In this section, we'll look at a "speed class frequency histogram", a figure often used for deducing a speed limit with which you can infer whether or not fishing vessels were actually fishing when a GPS point was recorded. Additionally, we'll discuss a correlation between recorded speeds and municipalities of origin.

Speed Class Frequency Histogram

An example of a speed class frequency histogram is shown in image 12. These histograms usually follow a general pattern, in which three peaks can be observed. Interesting is that each of these are associated with specific behaviors of fishers on sea.

A first peak is seen at 0 - 1 km/h. For the most part, this peak is contributed to by the immense amount of GPS recordings made when vessels were at 0 km/h. Scientists suggest that these recordings represent moments when fishers were either resting or performing fishing activities using static gears (such as a hook and line, image 9), but that it's okay to assume they only represent fishing activities during data analysis. (Lee et al., 2010)

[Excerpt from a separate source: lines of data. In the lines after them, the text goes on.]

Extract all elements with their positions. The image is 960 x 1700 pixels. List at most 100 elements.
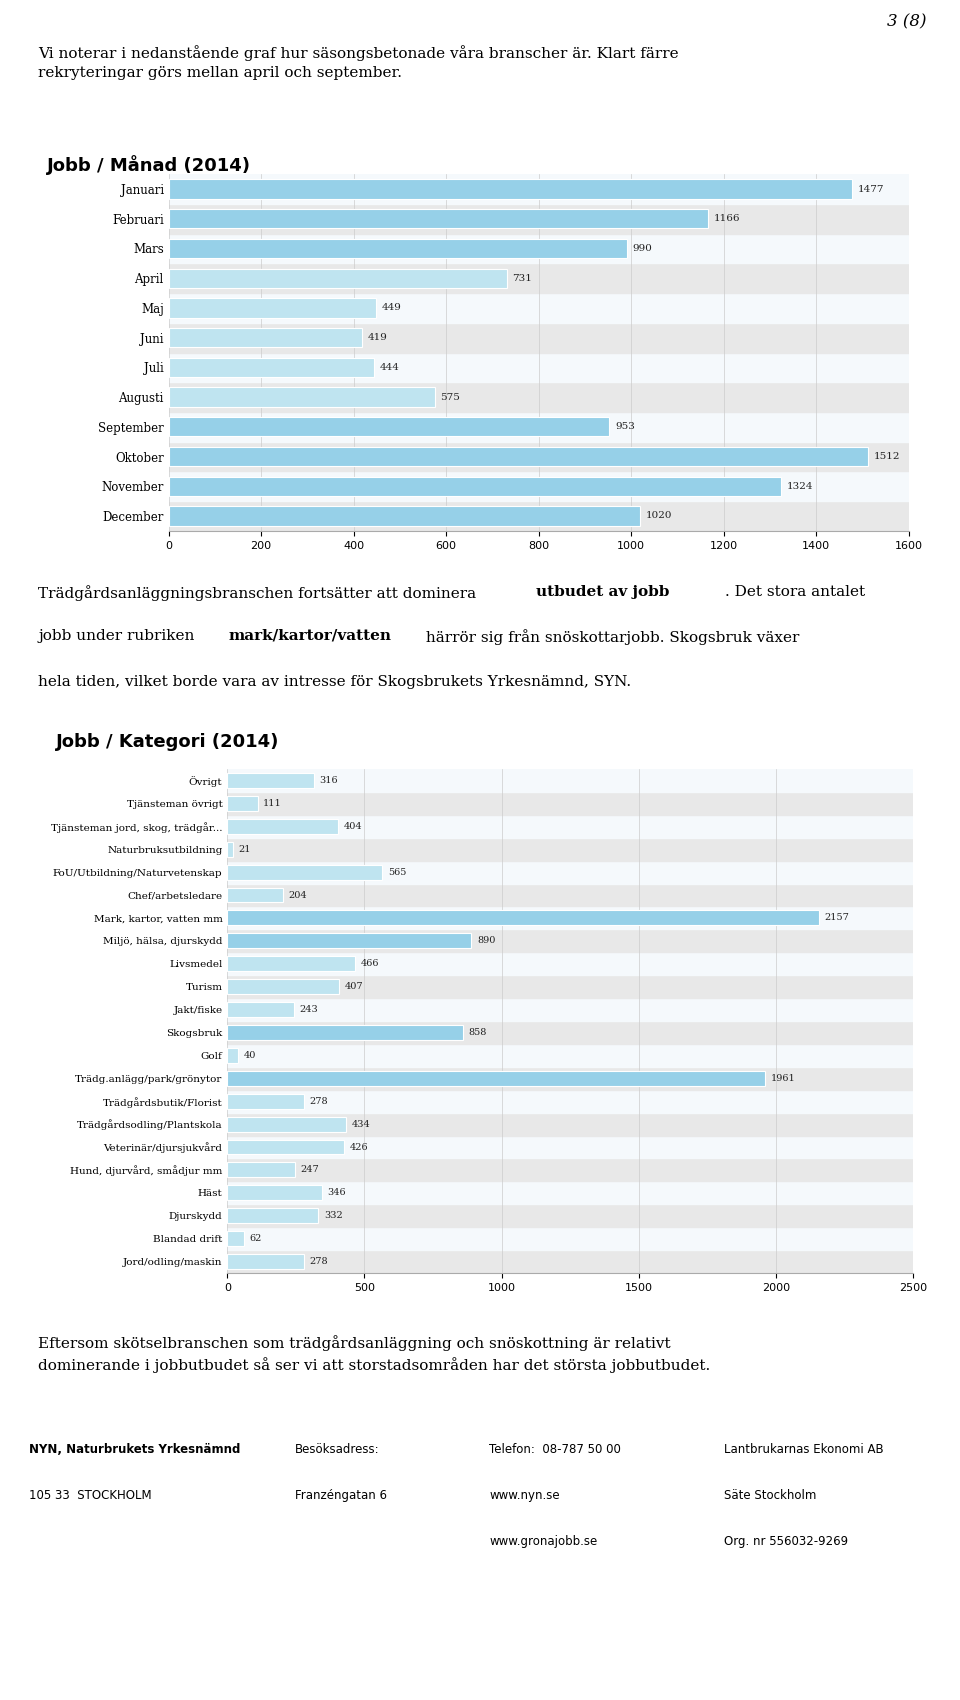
Text: Trädgårdsanläggningsbranschen fortsätter att dominera: Trädgårdsanläggningsbranschen fortsätter… (38, 585, 481, 600)
Bar (228, 1117, 347, 1132)
Text: www.gronajobb.se: www.gronajobb.se (489, 1535, 597, 1549)
Bar (228, 1163, 295, 1178)
Bar (169, 507, 640, 525)
Text: 278: 278 (309, 1096, 327, 1105)
Bar (169, 502, 908, 530)
Text: Eftersom skötselbranschen som trädgårdsanläggning och snöskottning är relativt
d: Eftersom skötselbranschen som trädgårdsa… (38, 1334, 710, 1374)
Bar (228, 930, 913, 952)
Bar (228, 1255, 303, 1268)
Bar (169, 328, 363, 347)
Bar (228, 952, 913, 976)
Bar (228, 768, 913, 792)
Text: 2157: 2157 (825, 913, 850, 923)
Text: hela tiden, vilket borde vara av intresse för Skogsbrukets Yrkesnämnd, SYN.: hela tiden, vilket borde vara av intress… (38, 675, 632, 688)
Text: 575: 575 (440, 393, 460, 401)
Bar (169, 323, 908, 352)
Text: 434: 434 (352, 1120, 371, 1129)
Bar (228, 1025, 463, 1040)
Bar (228, 860, 913, 884)
Bar (228, 842, 233, 857)
Text: 1477: 1477 (857, 185, 884, 194)
Bar (228, 1090, 913, 1112)
Bar (228, 1204, 913, 1227)
Bar (169, 298, 376, 318)
Bar (169, 233, 908, 264)
Bar (228, 774, 314, 787)
Text: 990: 990 (632, 245, 652, 253)
Text: 3 (8): 3 (8) (887, 14, 926, 31)
Text: 407: 407 (345, 983, 363, 991)
Bar (169, 476, 781, 496)
Text: Telefon:  08-787 50 00: Telefon: 08-787 50 00 (489, 1443, 621, 1455)
Bar (169, 411, 908, 442)
Bar (169, 447, 868, 466)
Text: mark/kartor/vatten: mark/kartor/vatten (228, 629, 392, 643)
Bar (169, 388, 435, 406)
Text: 858: 858 (468, 1028, 487, 1037)
Bar (228, 1044, 913, 1068)
Text: Besöksadress:: Besöksadress: (295, 1443, 379, 1455)
Text: Org. nr 556032-9269: Org. nr 556032-9269 (724, 1535, 848, 1549)
Text: 404: 404 (344, 821, 362, 831)
Text: 316: 316 (320, 775, 338, 785)
Text: 449: 449 (382, 303, 401, 313)
Text: 40: 40 (244, 1051, 256, 1059)
Text: Franzéngatan 6: Franzéngatan 6 (295, 1489, 387, 1503)
Text: 105 33  STOCKHOLM: 105 33 STOCKHOLM (29, 1489, 152, 1503)
Bar (228, 1209, 319, 1224)
Bar (228, 933, 471, 949)
Text: Lantbrukarnas Ekonomi AB: Lantbrukarnas Ekonomi AB (724, 1443, 883, 1455)
Text: 21: 21 (239, 845, 252, 853)
Bar (228, 884, 913, 906)
Bar (228, 979, 339, 994)
Bar (228, 1231, 245, 1246)
Bar (169, 269, 507, 287)
Text: 1020: 1020 (646, 512, 672, 520)
Bar (169, 471, 908, 501)
Text: 1512: 1512 (874, 452, 900, 461)
Text: 565: 565 (388, 867, 406, 877)
Text: 731: 731 (513, 274, 532, 282)
Text: härrör sig från snöskottarjobb. Skogsbruk växer: härrör sig från snöskottarjobb. Skogsbru… (420, 629, 800, 644)
Text: 419: 419 (368, 333, 388, 342)
Text: 1961: 1961 (771, 1074, 796, 1083)
Bar (228, 1068, 913, 1090)
Text: 204: 204 (289, 891, 307, 899)
Bar (228, 819, 338, 833)
Bar (228, 1047, 238, 1062)
Text: 278: 278 (309, 1256, 327, 1266)
Bar (228, 906, 913, 930)
Bar (228, 1139, 345, 1154)
Text: 1324: 1324 (786, 481, 813, 491)
Text: 426: 426 (349, 1142, 369, 1151)
Bar (228, 957, 355, 971)
Text: 890: 890 (477, 937, 495, 945)
Bar (228, 1071, 765, 1086)
Text: utbudet av jobb: utbudet av jobb (536, 585, 669, 598)
Bar (228, 1093, 303, 1108)
Bar (228, 1250, 913, 1273)
Text: . Det stora antalet: . Det stora antalet (725, 585, 865, 598)
Bar (169, 352, 908, 382)
Bar (169, 442, 908, 471)
Bar (169, 416, 610, 437)
Text: 1166: 1166 (713, 214, 740, 223)
Bar (228, 1022, 913, 1044)
Bar (169, 357, 374, 377)
Text: 346: 346 (327, 1188, 347, 1197)
Bar (169, 238, 627, 258)
Bar (228, 1227, 913, 1249)
Bar (228, 1185, 323, 1200)
Text: 332: 332 (324, 1210, 343, 1221)
Text: 444: 444 (379, 362, 399, 372)
Text: 111: 111 (263, 799, 282, 808)
Bar (169, 180, 852, 199)
Bar (228, 1158, 913, 1181)
Bar (228, 1001, 294, 1017)
Text: 466: 466 (361, 959, 379, 969)
Text: Säte Stockholm: Säte Stockholm (724, 1489, 816, 1503)
Bar (228, 976, 913, 998)
Text: NYN, Naturbrukets Yrkesnämnd: NYN, Naturbrukets Yrkesnämnd (29, 1443, 240, 1455)
Bar (169, 264, 908, 292)
Bar (228, 838, 913, 860)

A second peak is observed between 2 - 3 km/h. For the most part, this peak is usually contributed to by when vessels engage in fishing activities using low-speed, mobile gears (such as trawls). (Tingley et al., 2005)

GPS recordings at higher speeds are usually less frequent, as they're not associated with fishing activities. As a result, they're spread out over the tail-end of the histogram. In this latter portion however, a third peak is usually seen, which represents the average speed vessels tend to travel at when fishers move to- or from their fishing areas. (Forero et al. 2017)

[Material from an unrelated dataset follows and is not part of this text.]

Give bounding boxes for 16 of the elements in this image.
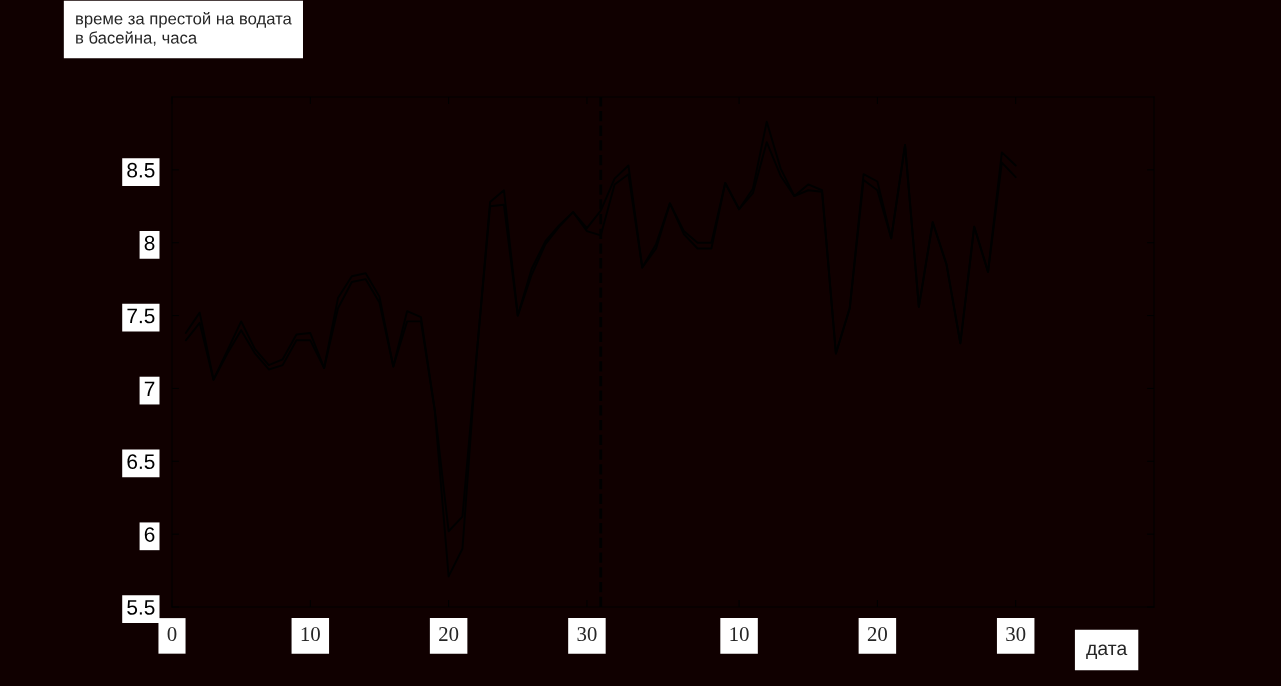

Image 12: A speed class frequency histogram for artisanal fishers from Governor Generoso, Malita and Samal Island during the months of March, April and May. Bars are coloured according to the speeds they represent (yellow: 0 - 5 km/h, green: 5 - 10 km/h, white: > 10 km/h).
Image 13: Boxplots of the speeds at which tracked artisanal vessels travelled from Governor Generoso, Malita and Samal Island during the months of March, April and May. Results of Kruskal-Wallis comparisons made between the municipalities are shown amidst the boxplots. Significance representations are as follows: *: P < 0.05; **: P < 0.01; ***: P < 0.001. Words above the significance asterisks represent the magnitude of the effect size, presented as eta-squared values. Effect size magnitudes are as follows: 'small': > 0.01; 'moderate': > 0.06; 'high': > 0.14

Speed ~ Municipality

Our last result tested for a correlation between the speeds at which vessels travelled and the municipality they originated from.

This was done using the Kruskal-Wallis test, and the resulting p-value was again less than 2.2e-16. Thus, we proved there was a very significant correlation between the speed at which vessels travelled and their municipality of origin.

Additionally, we performed pairwise comparisons between each municipality. For this, p-values were corrected using the Bonferroni method. Levels of significance for these comparisons, along with estimations of their effect sizes, are shown in image 13.

Although we expected to see significant results between Governor Generoso and Samal Island, we didn't expect to see them in every comparison. Nonetheless, we believe these significant differences mainly arise from artisanal fishers of these municipalities possessing vessels capable of reaching and travelling at different speeds. This belief is also evidenced by the outliers seen in image 13, which correspond to the maximum speeds we recorded for vessels from these municipalities. Notable is that the maximum speed recorded for Samal Island exceeded that recorded from Malita, suggesting fishing vessels from both municipalities don't strongly differ in the maximum engine sizes seen there.

Also worth noting is the median value observed for fishers from Governor Generoso and Malita, which is at exactly 0 km/h. This is caused by the immense amount of recordings made at 0 km/h for these municipalities. As this isn't the case for Samal Island, we believe these fishers used static fishing gears less frequently.